Derek Khana, the de facto spokesperson for cellphone unlocking, recently published a position piece in Forbes, offering a compelling counter argument to a recent editorial in the Hill in which one of the many D.C. “think tanks” offered up a defense of wireless carriers’ policies that limit unlocking, bubble-wrapped in the importance of intellectual property laws to technological innovation.

In some ways, the most insightful aspect of the Khana’s article is the excerpt of NTIA’s comments filed with the Register of Copyrights, in support of an exemption to the circumvention provision of the Digital Millennium Copyright Act, emphasizing the challenges faced by consumers looking to unlock cellphones which, unfortunately, fell on deaf ears with Register of Copyrights:

“While the record does show that some carriers are unlocking wireless devices on behalf of their customers, it also indicates that carriers generally will only perform this service under certain conditions. Those conditions include, for example, minimum days of continuous service, the expiration of handset exclusivity associated with the carrier, a minimum usage of credit, or prior proof of purchase. While such policies may, in some circumstances, provide an alternative to circumvention, the evidence presented in the record does not obviate the need for an exemption for several reasons.  First, it is unlikely that these policies will serve a large portion of device owners. For example, the common denominator present in the cited terms and conditions is that the owner of the phone must be a current “customer” or “subscriber” of the carrier requested to unlock the phone. This requirement excludes those that obtain a device from a family member, relative, friend, or other lawful source; those users must then resort to the current exemption to unlock such devices, especially if they cannot locate the original proof of purchase. Second, some carriers refuse to unlock certain devices. For example, until recently AT&T’s terms deemed the Apple iPhone as “not eligible to be unlocked.” An exemption is thus warranted to allow iPhone users, as well as users of other devices excluded by such policies, to unlock their devices. Third, an exemption continues to be needed because some of the policies cited dictate that, in order to unlock a device, the carrier must have the necessary code or the ability to reasonably obtain it, therefore it is possible for a consumer to meet the unlocking policy and still be unable to have his device unlocked if the carrier does not possess or is unable to obtain the required information.”
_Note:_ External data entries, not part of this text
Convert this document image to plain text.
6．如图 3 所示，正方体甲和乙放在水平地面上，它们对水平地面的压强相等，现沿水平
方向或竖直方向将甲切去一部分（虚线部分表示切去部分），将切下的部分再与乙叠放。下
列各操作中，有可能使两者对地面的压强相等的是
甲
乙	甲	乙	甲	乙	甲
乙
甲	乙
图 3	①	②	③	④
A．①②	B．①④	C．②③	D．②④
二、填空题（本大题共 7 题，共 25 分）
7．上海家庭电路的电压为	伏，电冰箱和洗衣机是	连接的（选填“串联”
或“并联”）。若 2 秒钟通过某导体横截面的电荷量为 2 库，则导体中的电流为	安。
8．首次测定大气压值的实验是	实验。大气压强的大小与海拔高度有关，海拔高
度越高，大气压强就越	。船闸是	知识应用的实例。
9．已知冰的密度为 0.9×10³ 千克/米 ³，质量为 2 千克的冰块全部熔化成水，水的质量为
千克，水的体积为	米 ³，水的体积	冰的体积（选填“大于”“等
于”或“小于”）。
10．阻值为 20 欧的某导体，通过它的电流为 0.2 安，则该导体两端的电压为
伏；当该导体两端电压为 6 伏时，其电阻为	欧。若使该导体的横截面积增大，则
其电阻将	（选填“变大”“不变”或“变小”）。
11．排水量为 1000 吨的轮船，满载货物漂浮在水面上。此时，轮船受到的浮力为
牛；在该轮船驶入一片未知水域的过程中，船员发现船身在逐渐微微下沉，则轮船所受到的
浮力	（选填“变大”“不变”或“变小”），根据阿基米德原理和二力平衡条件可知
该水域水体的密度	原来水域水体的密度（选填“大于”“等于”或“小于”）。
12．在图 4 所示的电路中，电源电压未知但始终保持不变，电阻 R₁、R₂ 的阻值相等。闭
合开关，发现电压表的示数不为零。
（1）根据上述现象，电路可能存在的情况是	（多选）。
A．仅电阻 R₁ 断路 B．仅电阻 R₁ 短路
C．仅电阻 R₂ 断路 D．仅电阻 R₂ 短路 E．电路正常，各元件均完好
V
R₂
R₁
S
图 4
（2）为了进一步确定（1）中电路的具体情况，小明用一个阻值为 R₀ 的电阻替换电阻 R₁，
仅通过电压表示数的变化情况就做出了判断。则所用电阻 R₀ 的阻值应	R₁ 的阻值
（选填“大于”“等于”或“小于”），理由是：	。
We still believe, as noted in our earlier entry, the FCC should address “what decisions have been issued (or not issued) since 1992 when the FCC allowed the bundling of handsets with wireless service, as an exception to the rule against the [mandatory] bundling of CPE and services, that enables wireless carriers not only dictate which handsets can be used on their networks, but how these handsets can be used after the minimum commitment periods have expired.”

Potentially, the FCC could assess the wireless carriers’ handset locking practices under the just and reasonable standard of Section 203(a) of the Act.  Perhaps, the agency will address device unlocking restrictions in its next Wireless Competition Report.